В молчании были выслушаны слова Вольде Георгиса. И все командиры и солдаты поклонились до земли. А потом пленные – было их около тысячи – получили свободу…
Минули недели. В горах бушевали ветры ураганной силы. Они словно стремились остановить эфиопский вал. И хлестали дожди, и с пронзительным змеиным шипом летели ядовитые дротики, пушенные из зарослей, и все чаще среди воинов-галла вспыхивала эпидемия черной оспы.
Кончился февраль. А конца пути не было. Никто из горцев даже слыхом не слыхивал о большой воде на юге. Все мрачнее были солдаты. Недобро косились они на Булатовича с Зелепукиным, ворчали: "Куда нас ведут? Это они виноваты, чертовы фрэнджи. Мы тут сдохнем, как мулы, а им нипочем, колдунам…" Роптали и офицеры. Вольде Георгис гневался: "Пусть трусы убираются! Я не вернусь, не увидев озера. Даже если вы все сбежите, как бабы, я дойду до озера вдвоем с Булатовичем".
В середине марта отряды выбрались к пересохшей реке Кибиш. Встали. Банный воздух полнил долину, как пар. Землю усеивали следы диких коз, зебр, антилоп. За рекою опять возвышенность. А с нее открывался вид на низменную, всю в трещинах равнину.
Неподалеку, предполагал Булатович, должна быть Омо, большая река, берущая начало в Эфиопии и впадающая…. Куда впадает Омо, Булатович не знал.

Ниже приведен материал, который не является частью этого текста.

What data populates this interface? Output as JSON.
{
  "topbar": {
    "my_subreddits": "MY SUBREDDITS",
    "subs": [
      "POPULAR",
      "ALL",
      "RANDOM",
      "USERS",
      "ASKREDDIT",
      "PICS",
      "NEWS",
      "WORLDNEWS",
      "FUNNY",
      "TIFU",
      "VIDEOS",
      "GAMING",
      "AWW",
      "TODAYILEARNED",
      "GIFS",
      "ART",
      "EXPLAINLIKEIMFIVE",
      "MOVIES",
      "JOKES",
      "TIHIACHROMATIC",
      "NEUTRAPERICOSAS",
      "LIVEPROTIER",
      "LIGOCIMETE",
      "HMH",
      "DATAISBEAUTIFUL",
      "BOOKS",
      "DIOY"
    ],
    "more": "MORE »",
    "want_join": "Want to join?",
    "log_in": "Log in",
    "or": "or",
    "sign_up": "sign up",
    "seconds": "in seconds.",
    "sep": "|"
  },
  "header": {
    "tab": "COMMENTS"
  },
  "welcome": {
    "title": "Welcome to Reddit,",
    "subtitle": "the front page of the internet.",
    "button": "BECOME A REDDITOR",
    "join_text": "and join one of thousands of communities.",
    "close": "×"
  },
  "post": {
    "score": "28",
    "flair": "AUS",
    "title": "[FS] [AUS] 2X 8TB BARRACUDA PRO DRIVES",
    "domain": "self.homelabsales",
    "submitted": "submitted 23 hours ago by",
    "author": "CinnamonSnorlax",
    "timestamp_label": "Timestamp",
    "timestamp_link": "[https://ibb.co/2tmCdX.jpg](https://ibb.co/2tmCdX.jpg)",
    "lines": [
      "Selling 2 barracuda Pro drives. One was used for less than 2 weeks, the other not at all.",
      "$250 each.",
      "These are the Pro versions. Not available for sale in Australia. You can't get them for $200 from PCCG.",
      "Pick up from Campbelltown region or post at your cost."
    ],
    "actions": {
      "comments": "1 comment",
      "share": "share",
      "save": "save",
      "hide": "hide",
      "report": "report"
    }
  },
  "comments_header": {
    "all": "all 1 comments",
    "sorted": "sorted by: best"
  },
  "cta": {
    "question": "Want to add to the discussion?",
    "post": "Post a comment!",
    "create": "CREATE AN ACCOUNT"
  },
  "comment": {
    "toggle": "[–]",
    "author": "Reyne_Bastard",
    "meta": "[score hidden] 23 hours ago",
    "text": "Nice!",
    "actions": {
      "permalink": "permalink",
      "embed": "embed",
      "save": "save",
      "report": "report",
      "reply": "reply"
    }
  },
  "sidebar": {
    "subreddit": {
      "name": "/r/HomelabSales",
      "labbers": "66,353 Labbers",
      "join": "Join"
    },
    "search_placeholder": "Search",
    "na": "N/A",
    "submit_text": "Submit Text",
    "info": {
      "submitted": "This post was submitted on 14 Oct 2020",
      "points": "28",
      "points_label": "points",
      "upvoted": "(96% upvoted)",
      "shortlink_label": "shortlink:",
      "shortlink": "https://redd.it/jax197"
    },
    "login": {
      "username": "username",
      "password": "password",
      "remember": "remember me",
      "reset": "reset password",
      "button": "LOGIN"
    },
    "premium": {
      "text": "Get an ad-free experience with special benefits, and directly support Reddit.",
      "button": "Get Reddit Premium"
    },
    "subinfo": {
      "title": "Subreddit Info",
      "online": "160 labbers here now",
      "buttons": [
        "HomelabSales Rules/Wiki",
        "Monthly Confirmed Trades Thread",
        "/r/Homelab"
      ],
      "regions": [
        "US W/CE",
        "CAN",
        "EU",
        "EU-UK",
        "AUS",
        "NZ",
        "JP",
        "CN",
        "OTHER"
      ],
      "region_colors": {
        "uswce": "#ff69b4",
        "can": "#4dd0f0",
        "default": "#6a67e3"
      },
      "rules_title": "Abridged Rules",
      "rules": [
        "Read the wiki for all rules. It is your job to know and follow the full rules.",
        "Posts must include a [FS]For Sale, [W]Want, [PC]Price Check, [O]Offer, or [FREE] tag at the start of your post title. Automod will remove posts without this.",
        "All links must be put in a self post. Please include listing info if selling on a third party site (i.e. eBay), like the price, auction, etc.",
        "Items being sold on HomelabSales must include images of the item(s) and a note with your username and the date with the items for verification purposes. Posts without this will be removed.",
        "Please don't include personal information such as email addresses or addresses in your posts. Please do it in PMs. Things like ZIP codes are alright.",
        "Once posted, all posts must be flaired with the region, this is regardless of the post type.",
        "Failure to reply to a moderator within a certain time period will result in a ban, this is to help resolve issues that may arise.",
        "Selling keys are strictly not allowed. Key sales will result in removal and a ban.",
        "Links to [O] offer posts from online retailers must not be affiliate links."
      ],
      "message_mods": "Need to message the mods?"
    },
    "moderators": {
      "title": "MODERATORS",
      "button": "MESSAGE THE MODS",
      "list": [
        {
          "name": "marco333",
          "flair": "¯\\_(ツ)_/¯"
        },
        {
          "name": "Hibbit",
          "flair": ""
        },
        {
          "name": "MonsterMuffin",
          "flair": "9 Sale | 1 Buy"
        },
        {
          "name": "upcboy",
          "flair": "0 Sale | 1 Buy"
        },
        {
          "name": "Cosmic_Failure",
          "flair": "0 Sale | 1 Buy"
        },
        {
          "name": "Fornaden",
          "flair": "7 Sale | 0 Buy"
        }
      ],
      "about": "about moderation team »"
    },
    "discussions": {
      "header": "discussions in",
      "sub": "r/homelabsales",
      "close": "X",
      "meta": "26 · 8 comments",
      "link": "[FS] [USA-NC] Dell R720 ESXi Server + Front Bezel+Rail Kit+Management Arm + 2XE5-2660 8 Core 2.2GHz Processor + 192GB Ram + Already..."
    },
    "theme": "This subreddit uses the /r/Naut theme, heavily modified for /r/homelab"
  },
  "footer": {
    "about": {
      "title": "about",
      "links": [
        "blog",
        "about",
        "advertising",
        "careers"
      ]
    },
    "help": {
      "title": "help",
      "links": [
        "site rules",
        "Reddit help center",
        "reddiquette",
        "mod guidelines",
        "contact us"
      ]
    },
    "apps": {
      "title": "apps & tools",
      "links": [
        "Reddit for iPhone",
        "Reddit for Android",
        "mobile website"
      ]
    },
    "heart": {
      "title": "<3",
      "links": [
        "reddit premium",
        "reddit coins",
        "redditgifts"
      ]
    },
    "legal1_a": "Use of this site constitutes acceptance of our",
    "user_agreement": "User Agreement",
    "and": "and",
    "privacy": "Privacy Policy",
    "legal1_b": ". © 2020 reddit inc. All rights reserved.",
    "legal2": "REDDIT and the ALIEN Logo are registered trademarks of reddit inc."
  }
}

Или в озеро Рудольф, или в реку Собат, приток Белого Нила. Или…
Сцепив зубы, двинулись. Пошли солончаками. Густые колючие кустарники встали на пути. Сабли вон, руби их, режь!
А солнце палит. Ни ветерка. И никакой реки впереди. Но вот местность как будто бы понижается. Терпение! Руби кустарник, руби! Понижается, ей-богу, понижается… И проклятья, от которых и небо может рухнуть. Брань, угрюмое молчание. Никакой реки. Пересохший ручей лежит, как труп.
Широкое лицо Вольде Георгиса окаменело. Пусть убираются трусы… Когда же кончатся эти кустарники, насаженные самим дьяволом? В голове гул. Лошади задирают морды. Падают воины, сраженные замертво солнечным ударом. Один, другой… Трое… Четверо… Восемь… Десять…
А Булатовича сильнее солнца сжигает мысль: ошибся в счислении пути? Четыре часа как четыре года…
И тут крик:
– Уаха! Вода!
И тут вопль:
– Уанз! Река!
Мутная река струилась под песчаными обрывами. Она была широкой, эта Омо, шагов триста – четыреста шириной, не меньше. И они скатились по обрывистым берегам и припали к водам Омо.